I encourage all those interested in the weblogs, those who think weblogs offer no value, and those wanting to publish better weblogs to read John Seely Brown and Paul Duguid's paper, The Social Life of Documents. It's from 1995, but oh-so-relevant. Among the choice insights, is this:

Marginal notes, footnotes, and conventional commentaries are merely the clearest examples of the ways that writing continually provokes more writing and that texts provide context for each other. ...we are always commenting on texts, which continually intertwine in a process grandly known as "intertextuality." Documents are not, then, independent. Like biological organisms, every document is always related to some other.

    
Indeed, writing on writing is both literally and metaphorically an important part of the way meaning is negotiated. Annotation is a rich cultural practice which helps, if only by the density of comment attached, to signify the different cultural importance of texts and parts of texts.
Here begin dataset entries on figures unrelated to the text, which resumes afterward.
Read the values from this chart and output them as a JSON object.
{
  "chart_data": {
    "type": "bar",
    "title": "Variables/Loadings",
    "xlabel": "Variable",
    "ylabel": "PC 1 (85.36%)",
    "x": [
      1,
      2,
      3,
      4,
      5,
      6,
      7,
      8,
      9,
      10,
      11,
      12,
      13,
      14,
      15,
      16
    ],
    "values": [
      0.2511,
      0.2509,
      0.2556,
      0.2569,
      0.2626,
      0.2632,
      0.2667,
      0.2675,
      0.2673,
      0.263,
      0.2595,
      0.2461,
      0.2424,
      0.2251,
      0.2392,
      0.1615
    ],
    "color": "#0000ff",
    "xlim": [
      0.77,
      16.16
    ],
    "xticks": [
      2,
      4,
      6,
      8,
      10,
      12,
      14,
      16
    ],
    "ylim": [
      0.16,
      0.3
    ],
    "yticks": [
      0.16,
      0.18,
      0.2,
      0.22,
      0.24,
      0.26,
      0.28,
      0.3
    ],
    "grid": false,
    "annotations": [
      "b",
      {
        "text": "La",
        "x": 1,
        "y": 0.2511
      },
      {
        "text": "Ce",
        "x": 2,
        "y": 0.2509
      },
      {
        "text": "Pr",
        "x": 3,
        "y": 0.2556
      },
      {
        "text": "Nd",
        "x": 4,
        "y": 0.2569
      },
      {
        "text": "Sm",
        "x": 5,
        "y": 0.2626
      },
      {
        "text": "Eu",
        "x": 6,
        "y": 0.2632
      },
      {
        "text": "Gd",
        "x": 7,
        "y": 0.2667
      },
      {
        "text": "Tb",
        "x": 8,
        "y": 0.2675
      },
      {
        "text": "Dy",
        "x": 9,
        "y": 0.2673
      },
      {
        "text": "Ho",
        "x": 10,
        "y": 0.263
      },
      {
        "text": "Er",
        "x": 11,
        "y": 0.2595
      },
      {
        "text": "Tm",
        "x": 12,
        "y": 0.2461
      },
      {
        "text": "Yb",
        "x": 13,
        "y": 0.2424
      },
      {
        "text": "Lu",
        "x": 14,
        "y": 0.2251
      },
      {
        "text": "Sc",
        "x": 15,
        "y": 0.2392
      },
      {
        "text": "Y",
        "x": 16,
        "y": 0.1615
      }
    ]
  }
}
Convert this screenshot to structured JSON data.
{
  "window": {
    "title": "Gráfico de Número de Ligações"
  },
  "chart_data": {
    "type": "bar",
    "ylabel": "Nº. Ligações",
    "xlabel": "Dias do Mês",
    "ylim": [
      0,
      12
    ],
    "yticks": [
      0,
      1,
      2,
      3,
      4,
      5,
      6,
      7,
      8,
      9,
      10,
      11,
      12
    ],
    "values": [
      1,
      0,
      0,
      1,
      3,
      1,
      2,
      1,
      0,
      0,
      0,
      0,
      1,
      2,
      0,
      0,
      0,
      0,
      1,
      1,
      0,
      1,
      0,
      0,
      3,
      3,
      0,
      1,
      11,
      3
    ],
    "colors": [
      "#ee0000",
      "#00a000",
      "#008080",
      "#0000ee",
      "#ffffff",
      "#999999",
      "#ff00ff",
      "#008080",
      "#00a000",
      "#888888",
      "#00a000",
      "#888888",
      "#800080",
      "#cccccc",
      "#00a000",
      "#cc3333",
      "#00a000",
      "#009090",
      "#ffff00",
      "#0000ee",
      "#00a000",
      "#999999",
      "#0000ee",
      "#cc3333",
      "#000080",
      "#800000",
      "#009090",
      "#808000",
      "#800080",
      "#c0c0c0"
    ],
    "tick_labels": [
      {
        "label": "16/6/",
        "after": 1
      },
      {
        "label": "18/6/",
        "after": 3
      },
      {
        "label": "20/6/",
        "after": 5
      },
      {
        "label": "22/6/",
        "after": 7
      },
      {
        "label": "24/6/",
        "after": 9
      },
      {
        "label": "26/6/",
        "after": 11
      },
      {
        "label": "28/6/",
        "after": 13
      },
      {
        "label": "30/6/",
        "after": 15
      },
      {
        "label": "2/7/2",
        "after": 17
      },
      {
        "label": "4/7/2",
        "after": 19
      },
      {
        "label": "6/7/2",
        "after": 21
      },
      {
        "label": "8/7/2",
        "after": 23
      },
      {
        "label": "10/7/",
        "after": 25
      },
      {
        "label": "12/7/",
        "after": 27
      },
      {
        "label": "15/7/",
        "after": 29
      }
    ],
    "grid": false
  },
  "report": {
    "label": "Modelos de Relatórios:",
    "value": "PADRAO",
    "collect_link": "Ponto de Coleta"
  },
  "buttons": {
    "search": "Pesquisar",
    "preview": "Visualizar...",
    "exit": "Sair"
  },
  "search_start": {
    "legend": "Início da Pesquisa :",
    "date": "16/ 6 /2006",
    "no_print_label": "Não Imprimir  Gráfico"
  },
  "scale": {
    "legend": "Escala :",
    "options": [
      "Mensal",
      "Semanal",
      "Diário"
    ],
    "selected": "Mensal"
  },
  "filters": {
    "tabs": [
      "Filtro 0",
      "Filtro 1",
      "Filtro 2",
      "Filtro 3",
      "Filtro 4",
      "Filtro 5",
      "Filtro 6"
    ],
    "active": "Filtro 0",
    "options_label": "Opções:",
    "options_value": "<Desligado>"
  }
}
Indeed, the "link to a wired news article and a snarky comment" offers (potentially) much more value than it has been given credit for, if you consider that the way a news story or other content is interpreted is as important (or more so) than the content itself and that weblogs are a perfect medium by which to gain insights (e.g., "that's total b.s.") into that content from a wide array of independent, unbiased, and often more knowledgeable peers.

    
Of course, I'm of the opinion that weblogs are much more than the link and the comment (some are much less). I don't like the definitions that reduce them to that. I'm all for a much-less-restricting definition that focuses more on the format than the content. But I won't go too far into that now, because I'm still trying to figure most of this stuff out myself.